Former Democratic Representative Kelly Skidmore is running for the Florida House of Representatives District 81 seat. Her uneventful political history and current residence may have constituents questioning whether or not she is the candidate to provide their district with the leadership they need.

From 2006 to 2010, Skidmore was a member of the House of Representatives, representing District 90. While she may have served multiple terms, Skidmore has only received the voter majority in one out of her seven elections. In 2010, Skidmore ran for the District 25 seat and lost in the general election to Republican Ellyn Bogdanoff. In 2016, Skidmore attempted to once again run for the House of Representatives, this time District 91, but was defeated in the Democratic Primary.
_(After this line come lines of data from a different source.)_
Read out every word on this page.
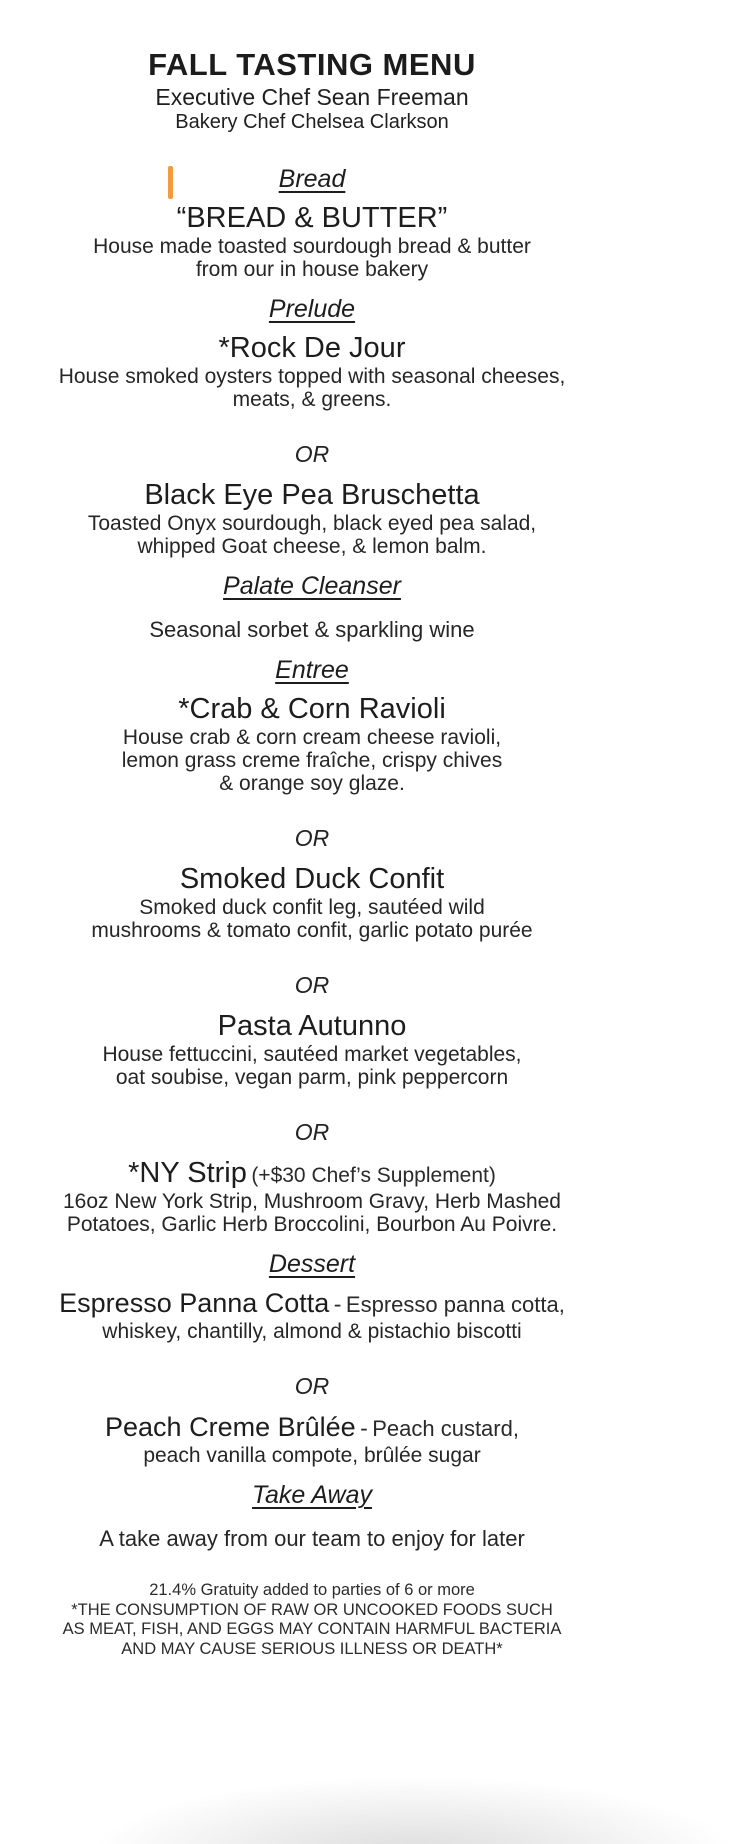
FALL TASTING MENU
Executive Chef Sean Freeman
Bakery Chef Chelsea Clarkson
Bread
“BREAD & BUTTER”
House made toasted sourdough bread & butter
from our in house bakery
Prelude
*Rock De Jour
House smoked oysters topped with seasonal cheeses,
meats, & greens.
OR
Black Eye Pea Bruschetta
Toasted Onyx sourdough, black eyed pea salad,
whipped Goat cheese, & lemon balm.
Palate Cleanser
Seasonal sorbet & sparkling wine
Entree
*Crab & Corn Ravioli
House crab & corn cream cheese ravioli,
lemon grass creme fraîche, crispy chives
& orange soy glaze.
OR
Smoked Duck Confit
Smoked duck confit leg, sautéed wild
mushrooms & tomato confit, garlic potato purée
OR
Pasta Autunno
House fettuccini, sautéed market vegetables,
oat soubise, vegan parm, pink peppercorn
OR
*NY Strip (+$30 Chef’s Supplement)
16oz New York Strip, Mushroom Gravy, Herb Mashed
Potatoes, Garlic Herb Broccolini, Bourbon Au Poivre.
Dessert
Espresso Panna Cotta - Espresso panna cotta,
whiskey, chantilly, almond & pistachio biscotti
OR
Peach Creme Brûlée - Peach custard,
peach vanilla compote, brûlée sugar
Take Away
A take away from our team to enjoy for later
21.4% Gratuity added to parties of 6 or more
*THE CONSUMPTION OF RAW OR UNCOOKED FOODS SUCH
AS MEAT, FISH, AND EGGS MAY CONTAIN HARMFUL BACTERIA
AND MAY CAUSE SERIOUS ILLNESS OR DEATH*
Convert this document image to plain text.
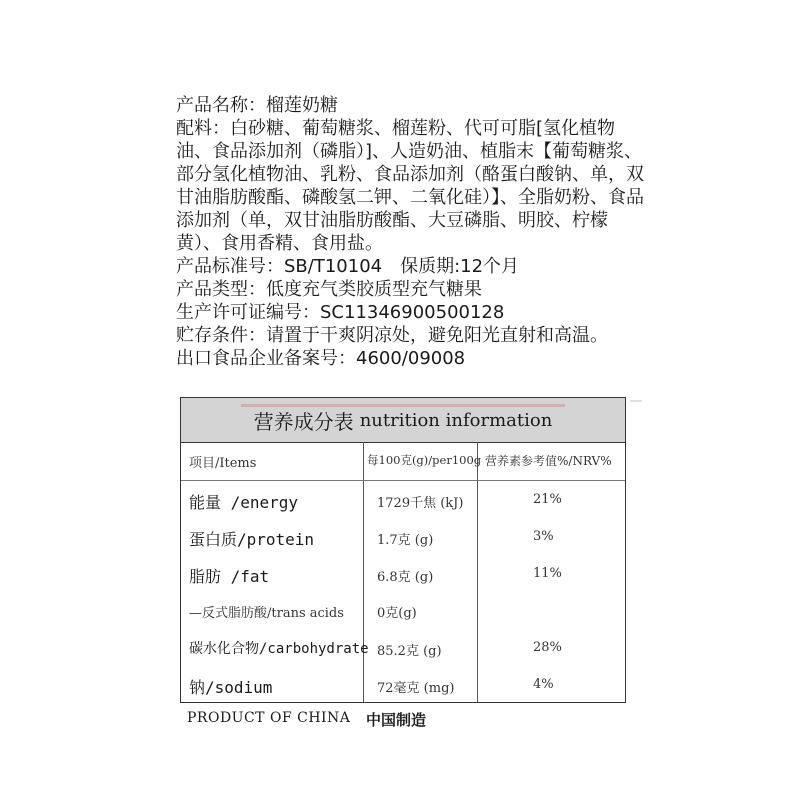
产品名称：榴莲奶糖
配料：白砂糖、葡萄糖浆、榴莲粉、代可可脂[氢化植物油、食品添加剂（磷脂）]、人造奶油、植脂末【葡萄糖浆、部分氢化植物油、乳粉、食品添加剂（酪蛋白酸钠、单，双甘油脂肪酸酯、磷酸氢二钾、二氧化硅）】、全脂奶粉、食品添加剂（单，双甘油脂肪酸酯、大豆磷脂、明胶、柠檬黄）、食用香精、食用盐。
产品标准号：SB/T10104　保质期:12个月
产品类型：低度充气类胶质型充气糖果
生产许可证编号：SC11346900500128
贮存条件：请置于干爽阴凉处，避免阳光直射和高温。
出口食品企业备案号：4600/09008
营养成分表 nutrition information
项目/Items	每100克(g)/per100g 营养素参考值%/NRV%
能量 /energy	1729千焦 (kJ)	21%
蛋白质/protein	1.7克 (g)	3%
脂肪 /fat	6.8克 (g)	11%
—反式脂肪酸/trans acids	0克(g)
碳水化合物/carbohydrate 85.2克 (g)	28%
钠/sodium	72毫克 (mg)	4%
PRODUCT OF CHINA 中国制造
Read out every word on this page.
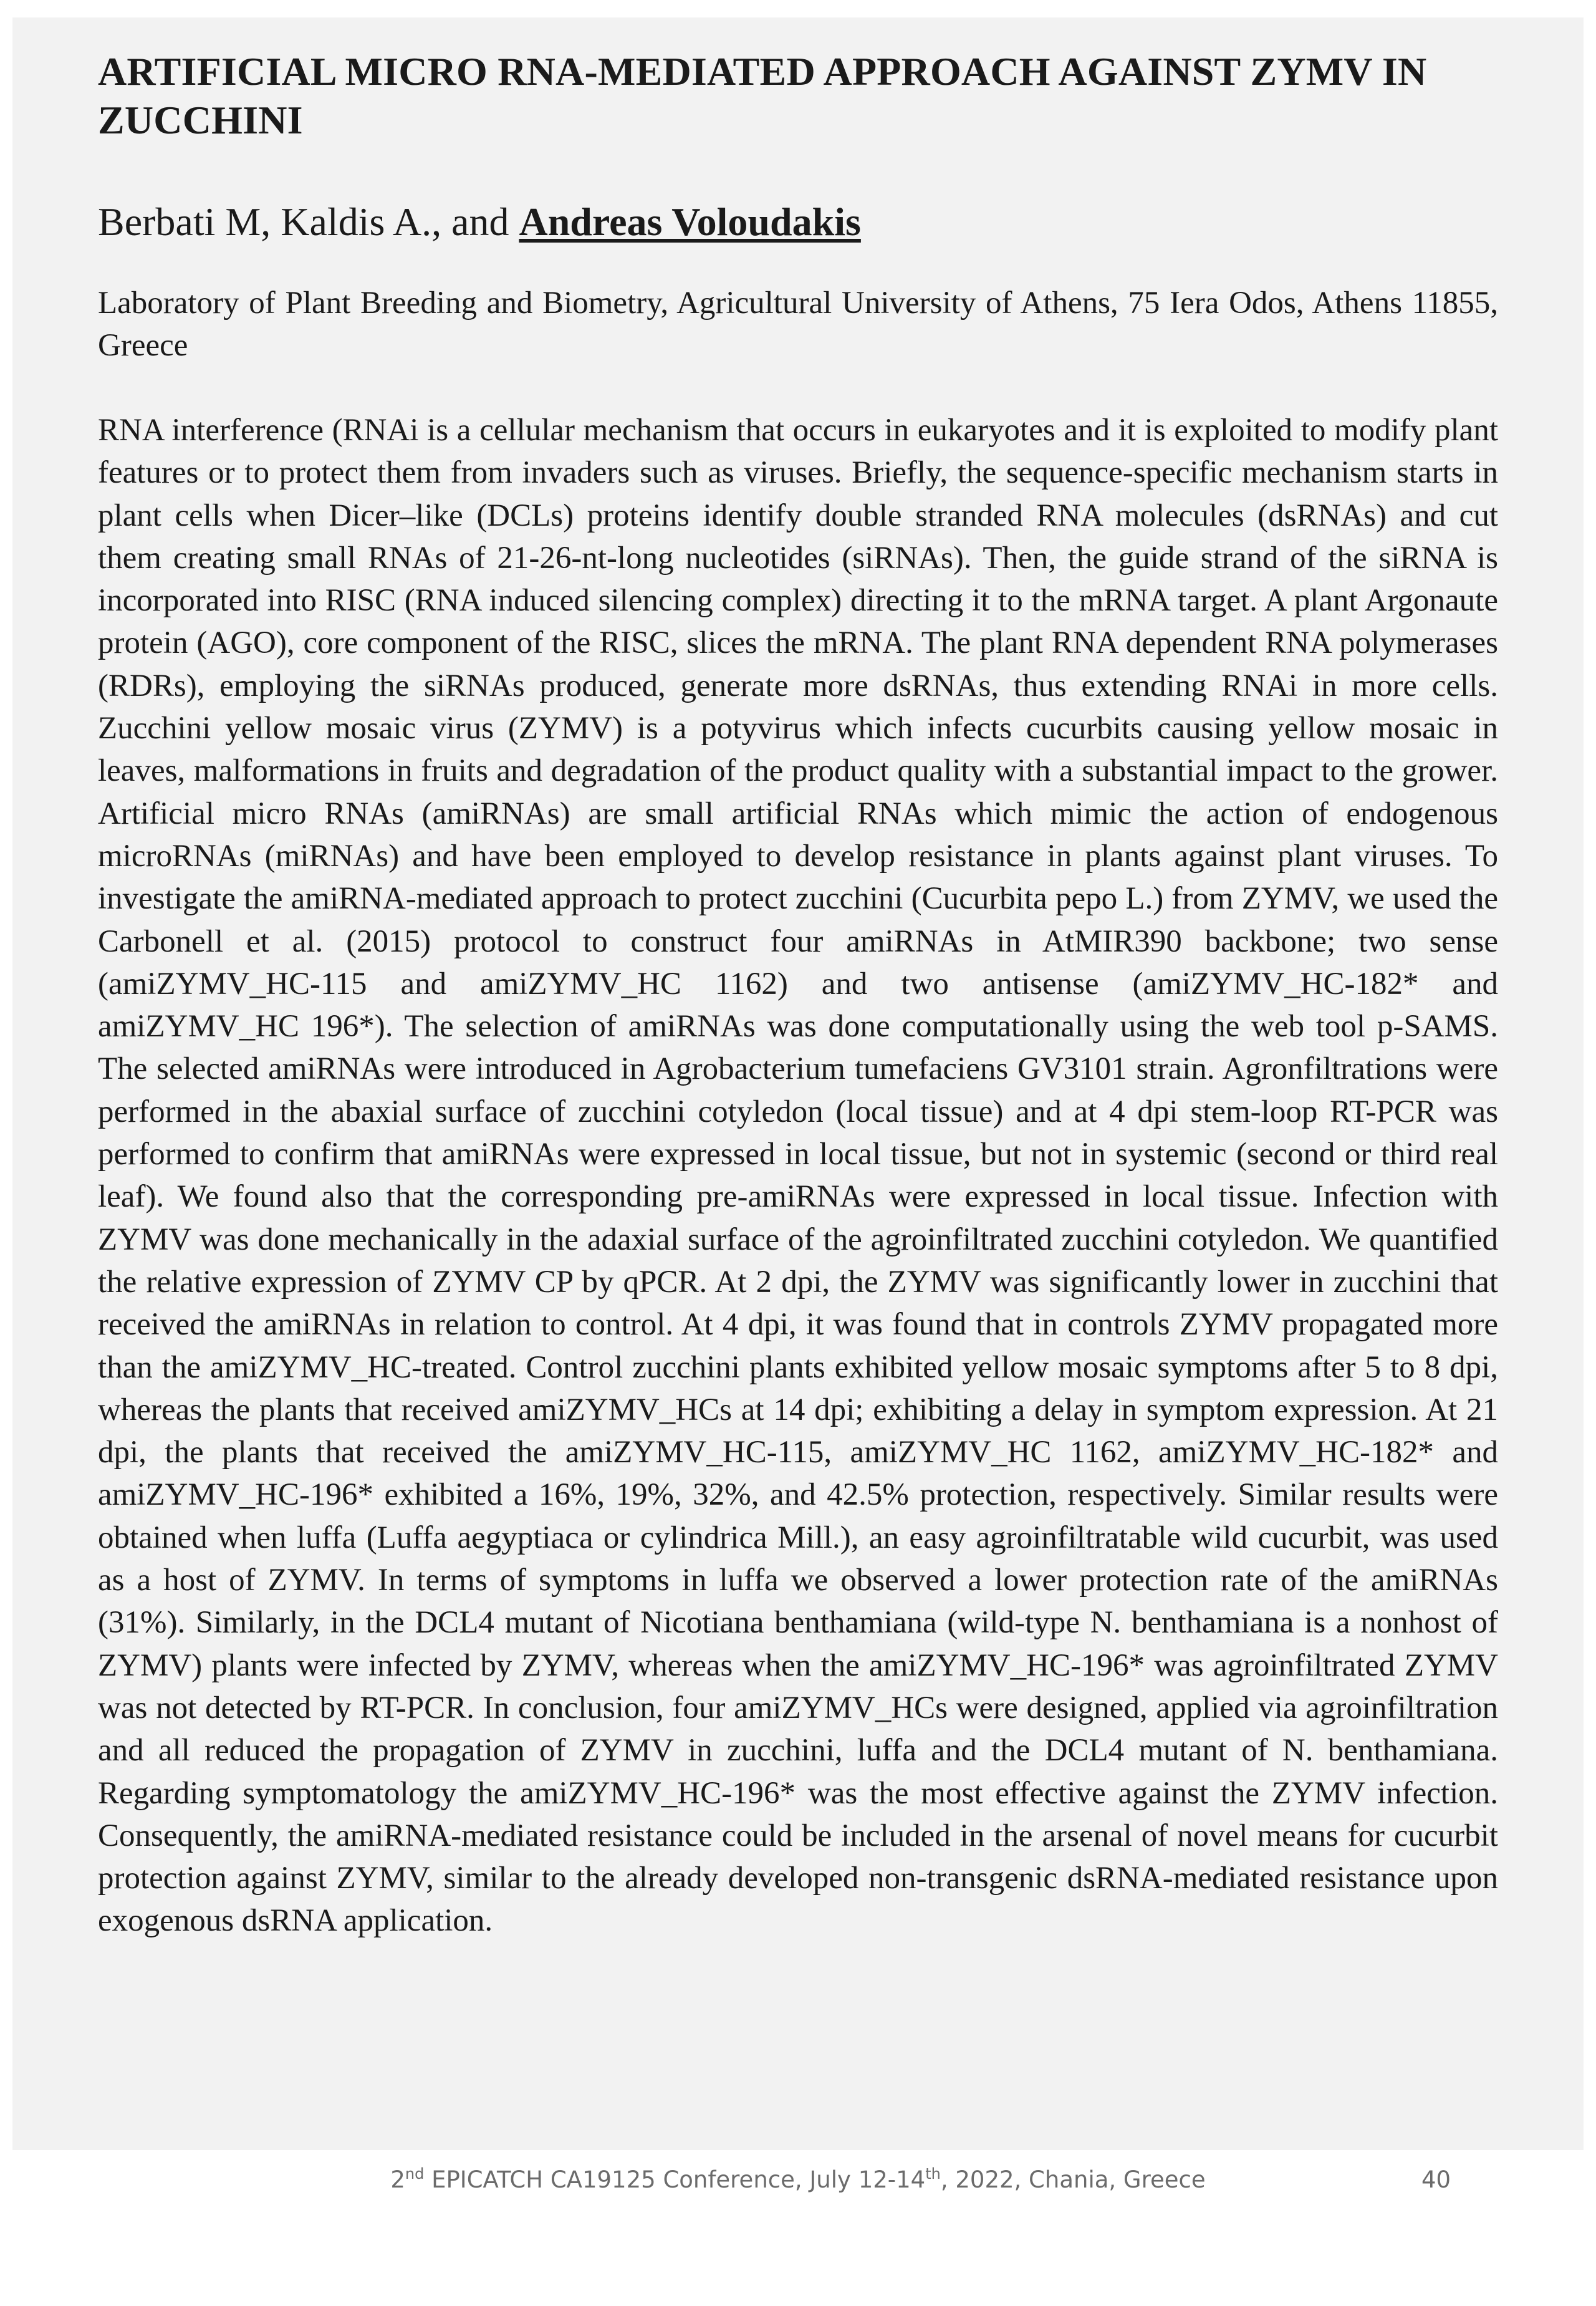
ARTIFICIAL MICRO RNA-MEDIATED APPROACH AGAINST ZYMV IN ZUCCHINI

Berbati M, Kaldis A., and Andreas Voloudakis

Laboratory of Plant Breeding and Biometry, Agricultural University of Athens, 75 Iera Odos, Athens 11855, Greece

RNA interference (RNAi is a cellular mechanism that occurs in eukaryotes and it is exploited to modify plant features or to protect them from invaders such as viruses. Briefly, the sequence-specific mechanism starts in plant cells when Dicer–like (DCLs) proteins identify double stranded RNA molecules (dsRNAs) and cut them creating small RNAs of 21-26-nt-long nucleotides (siRNAs). Then, the guide strand of the siRNA is incorporated into RISC (RNA induced silencing complex) directing it to the mRNA target. A plant Argonaute protein (AGO), core component of the RISC, slices the mRNA. The plant RNA dependent RNA polymerases (RDRs), employing the siRNAs produced, generate more dsRNAs, thus extending RNAi in more cells. Zucchini yellow mosaic virus (ZYMV) is a potyvirus which infects cucurbits causing yellow mosaic in leaves, malformations in fruits and degradation of the product quality with a substantial impact to the grower. Artificial micro RNAs (amiRNAs) are small artificial RNAs which mimic the action of endogenous microRNAs (miRNAs) and have been employed to develop resistance in plants against plant viruses. To investigate the amiRNA-mediated approach to protect zucchini (Cucurbita pepo L.) from ZYMV, we used the Carbonell et al. (2015) protocol to construct four amiRNAs in AtMIR390 backbone; two sense (amiZYMV_HC-115 and amiZYMV_HC 1162) and two antisense (amiZYMV_HC-182* and amiZYMV_HC 196*). The selection of amiRNAs was done computationally using the web tool p-SAMS. The selected amiRNAs were introduced in Agrobacterium tumefaciens GV3101 strain. Agronfiltrations were performed in the abaxial surface of zucchini cotyledon (local tissue) and at 4 dpi stem-loop RT-PCR was performed to confirm that amiRNAs were expressed in local tissue, but not in systemic (second or third real leaf). We found also that the corresponding pre-amiRNAs were expressed in local tissue. Infection with ZYMV was done mechanically in the adaxial surface of the agroinfiltrated zucchini cotyledon. We quantified the relative expression of ZYMV CP by qPCR. At 2 dpi, the ZYMV was significantly lower in zucchini that received the amiRNAs in relation to control. At 4 dpi, it was found that in controls ZYMV propagated more than the amiZYMV_HC-treated. Control zucchini plants exhibited yellow mosaic symptoms after 5 to 8 dpi, whereas the plants that received amiZYMV_HCs at 14 dpi; exhibiting a delay in symptom expression. At 21 dpi, the plants that received the amiZYMV_HC-115, amiZYMV_HC 1162, amiZYMV_HC-182* and amiZYMV_HC-196* exhibited a 16%, 19%, 32%, and 42.5% protection, respectively. Similar results were obtained when luffa (Luffa aegyptiaca or cylindrica Mill.), an easy agroinfiltratable wild cucurbit, was used as a host of ZYMV. In terms of symptoms in luffa we observed a lower protection rate of the amiRNAs (31%). Similarly, in the DCL4 mutant of Nicotiana benthamiana (wild-type N. benthamiana is a nonhost of ZYMV) plants were infected by ZYMV, whereas when the amiZYMV_HC-196* was agroinfiltrated ZYMV was not detected by RT-PCR. In conclusion, four amiZYMV_HCs were designed, applied via agroinfiltration and all reduced the propagation of ZYMV in zucchini, luffa and the DCL4 mutant of N. benthamiana. Regarding symptomatology the amiZYMV_HC-196* was the most effective against the ZYMV infection. Consequently, the amiRNA-mediated resistance could be included in the arsenal of novel means for cucurbit protection against ZYMV, similar to the already developed non-transgenic dsRNA-mediated resistance upon exogenous dsRNA application.

2nd EPICATCH CA19125 Conference, July 12-14th, 2022, Chania, Greece	40
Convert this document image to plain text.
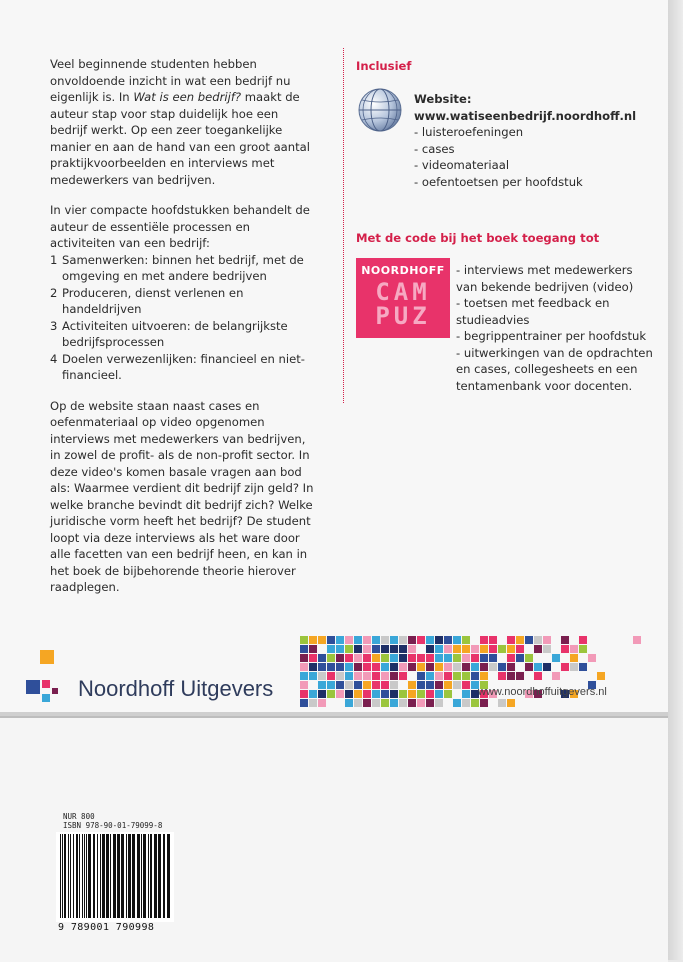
Veel beginnende studenten hebben onvoldoende inzicht in wat een bedrijf nu eigenlijk is. In Wat is een bedrijf? maakt de auteur stap voor stap duidelijk hoe een bedrijf werkt. Op een zeer toegankelijke manier en aan de hand van een groot aantal praktijkvoorbeelden en interviews met medewerkers van bedrijven.

In vier compacte hoofdstukken behandelt de auteur de essentiële processen en activiteiten van een bedrijf:

1 Samenwerken: binnen het bedrijf, met de omgeving en met andere bedrijven
2 Produceren, dienst verlenen en handeldrijven
3 Activiteiten uitvoeren: de belangrijkste bedrijfsprocessen
4 Doelen verwezenlijken: financieel en niet-financieel.

Op de website staan naast cases en oefenmateriaal op video opgenomen interviews met medewerkers van bedrijven, in zowel de profit- als de non-profit sector. In deze video's komen basale vragen aan bod als: Waarmee verdient dit bedrijf zijn geld? In welke branche bevindt dit bedrijf zich? Welke juridische vorm heeft het bedrijf? De student loopt via deze interviews als het ware door alle facetten van een bedrijf heen, en kan in het boek de bijbehorende theorie hierover raadplegen.

Inclusief
Website:
www.watiseenbedrijf.noordhoff.nl
- luisteroefeningen
- cases
- videomateriaal
- oefentoetsen per hoofdstuk
Met de code bij het boek toegang tot
NOORDHOFF
CAM
PUZ
- interviews met medewerkers van bekende bedrijven (video)
- toetsen met feedback en studieadvies
- begrippentrainer per hoofdstuk
- uitwerkingen van de opdrachten en cases, collegesheets en een tentamenbank voor docenten.
Noordhoff Uitgevers	www.noordhoffuitgevers.nl
NUR 800
ISBN 978-90-01-79099-8
9 789001 790998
During her time serving as a member of the House of Representatives, Skidmore was ineffective, as most of her bills failed in committees. Skidmore did manage to pass only one bill, a dismal record that many voters have pointed too. Skidmore failed to provide the community with the leadership and positive results they actually needed from a representative.

Currently, Skimore works in public relations for the Marine Industries Association of South Florida. Public records show the organization Skidmore works for has made financial contributions to nearly 160 Republicans over the last several years. These may prove troubling for Skidmore who is running a Democratic Primary. Prior to her time serving as a representative, Skidmore worked as a legislative aide. During her time serving as an aide, Skidmore took a two-month unpaid leave of absence in 2002 to “work on a political campaign,” and in 2000, she used annual leave to work on a political campaign for six weeks.

Skidmore admitted she doesn’t live in the district, causing uproar among local activists and leaders. District 81 covers parts of Palm Beach County near Lake Okeechobee including Pahokee and Belle Glade. The district leans Democrat, which may prove to be a challenge for Skidmore due to her firm’s past Republican support..

Previously in 2010, Skidmore also ran for a district she did not live in, when she was attempting to claim the seat for District 25 but was living in District 29. At the time, Skidmore claimed she would move to the district, but there was no indication that she ever did so. In June 2010, two months before the primary, Skidmore was still living in her house in the 29th district.

According to the Florida Constitution, all legislators must live in the district for which they are running. Skidmore’s history proves with upcoming elections that her current residence, outside of District 81, may continue to be her primary residence. This begs the question if she can honestly represent the area? This question and more will all be settled once voters have a say in the August 18 election.